Multimodal interactions between a disordered protein and its folded target at single-molecule level.

Abstract

Cap-dependent initiation of translation is regulated by the interaction of the eukaryotic translation initiation factor 4E (eIF4E) with the 120-residue disordered eIF4E binding protein 2 (4E-BP2) in a phosphorylation-dependent manner. In a previous NMR study (Lukhele et al., Structure 2013) we showed that 4E-BP2 interacts with eIF4E via a dynamic bipartite interface consisting of a α-helical primary binding site and a disordered secondary binding site.In our recent paper (Smyth et al., Biophys. J., 2022) we used single-molecule fluorescence resonance energy transfer (smFRET) to show that the conformational changes of 4E-BP2 induced by binding to eIF4E are non-uniform along the sequence; a central region containing both motifs that bind to eIF4E expands and becomes stiffer, the C-terminal region is less affected. In the same paper, segmental chain dynamics and non-local intrachain contacts were measured via fluorescence anisotropy decay and fluorescence correlation spectroscopy, respectively. Surprisingly, we found that the chain dynamics around sites in the C-terminal region, far away from the two known binding motifs, were significantly reduced upon binding to eIF4E, suggesting that this region is also involved in the highly dynamic 4E-BP2:eIF4E complex. Intermolecular smFRET was used to study the interaction between donor-labelled, surface-immobilized eIF4E and acceptor-labelled, freely diffusing 4E-BP2. FRET efficiency-time trajectories from thousands of individual molecules were used to derive the distributions of on- and off-binding times (τON and τOFF) at the sub-ensemble level.
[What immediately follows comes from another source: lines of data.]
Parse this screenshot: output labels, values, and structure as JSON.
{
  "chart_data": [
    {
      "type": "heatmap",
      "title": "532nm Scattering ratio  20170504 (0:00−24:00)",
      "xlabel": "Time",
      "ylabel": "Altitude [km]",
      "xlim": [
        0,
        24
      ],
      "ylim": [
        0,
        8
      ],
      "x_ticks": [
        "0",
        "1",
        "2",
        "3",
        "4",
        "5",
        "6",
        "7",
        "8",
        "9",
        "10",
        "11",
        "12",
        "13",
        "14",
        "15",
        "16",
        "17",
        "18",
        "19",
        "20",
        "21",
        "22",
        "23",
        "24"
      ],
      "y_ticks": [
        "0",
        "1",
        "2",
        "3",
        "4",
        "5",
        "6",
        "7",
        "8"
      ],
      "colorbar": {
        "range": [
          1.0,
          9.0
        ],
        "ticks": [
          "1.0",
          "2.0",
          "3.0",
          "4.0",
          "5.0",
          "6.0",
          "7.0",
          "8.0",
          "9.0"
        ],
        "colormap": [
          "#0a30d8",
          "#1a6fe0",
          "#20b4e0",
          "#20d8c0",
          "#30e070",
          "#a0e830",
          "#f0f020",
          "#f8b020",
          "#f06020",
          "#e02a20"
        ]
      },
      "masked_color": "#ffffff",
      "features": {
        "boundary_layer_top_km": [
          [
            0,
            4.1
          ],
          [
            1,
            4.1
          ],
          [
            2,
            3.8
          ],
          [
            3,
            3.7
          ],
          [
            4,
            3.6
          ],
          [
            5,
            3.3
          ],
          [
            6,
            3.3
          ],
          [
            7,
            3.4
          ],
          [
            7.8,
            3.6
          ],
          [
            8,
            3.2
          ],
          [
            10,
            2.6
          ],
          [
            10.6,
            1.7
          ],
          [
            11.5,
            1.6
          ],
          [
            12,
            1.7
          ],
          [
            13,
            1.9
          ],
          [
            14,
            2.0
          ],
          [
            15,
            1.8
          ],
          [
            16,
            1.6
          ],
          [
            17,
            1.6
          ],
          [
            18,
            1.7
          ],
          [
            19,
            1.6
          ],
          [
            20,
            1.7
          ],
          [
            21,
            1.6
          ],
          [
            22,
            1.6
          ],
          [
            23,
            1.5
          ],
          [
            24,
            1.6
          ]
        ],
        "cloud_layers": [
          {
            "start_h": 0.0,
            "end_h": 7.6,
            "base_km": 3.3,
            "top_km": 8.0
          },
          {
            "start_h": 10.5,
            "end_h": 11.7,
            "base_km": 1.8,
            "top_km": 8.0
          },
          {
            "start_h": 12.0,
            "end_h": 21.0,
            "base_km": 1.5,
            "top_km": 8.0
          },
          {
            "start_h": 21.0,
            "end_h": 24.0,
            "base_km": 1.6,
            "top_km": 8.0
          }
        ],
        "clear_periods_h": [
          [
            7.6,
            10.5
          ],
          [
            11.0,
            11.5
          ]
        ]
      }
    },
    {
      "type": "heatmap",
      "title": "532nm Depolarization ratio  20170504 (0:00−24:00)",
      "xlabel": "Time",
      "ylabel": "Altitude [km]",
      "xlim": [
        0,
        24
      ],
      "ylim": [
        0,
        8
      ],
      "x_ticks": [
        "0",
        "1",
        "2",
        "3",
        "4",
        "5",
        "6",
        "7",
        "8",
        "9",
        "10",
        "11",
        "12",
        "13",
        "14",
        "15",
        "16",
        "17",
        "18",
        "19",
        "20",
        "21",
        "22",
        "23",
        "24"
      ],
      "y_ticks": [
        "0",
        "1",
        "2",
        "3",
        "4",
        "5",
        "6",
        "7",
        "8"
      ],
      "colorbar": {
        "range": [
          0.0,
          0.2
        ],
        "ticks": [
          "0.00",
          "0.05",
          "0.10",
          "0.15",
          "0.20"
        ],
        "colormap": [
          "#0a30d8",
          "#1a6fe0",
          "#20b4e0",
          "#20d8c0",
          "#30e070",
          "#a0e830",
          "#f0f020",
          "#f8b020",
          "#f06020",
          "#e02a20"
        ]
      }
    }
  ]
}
We hypothesize that the C-terminal region of 4E-BP2 engages in transient interactions with the disordered N-terminal region of eIF4E. Intermolecular smFRET was measured for different pairs of labelling sites on eIF4E and 4E-BP2. These data provide important new clues about the architecture and the dynamics 4E-BP2:eIF4E complex and can be used as highly informative restraints in computational ensemble modelling approaches.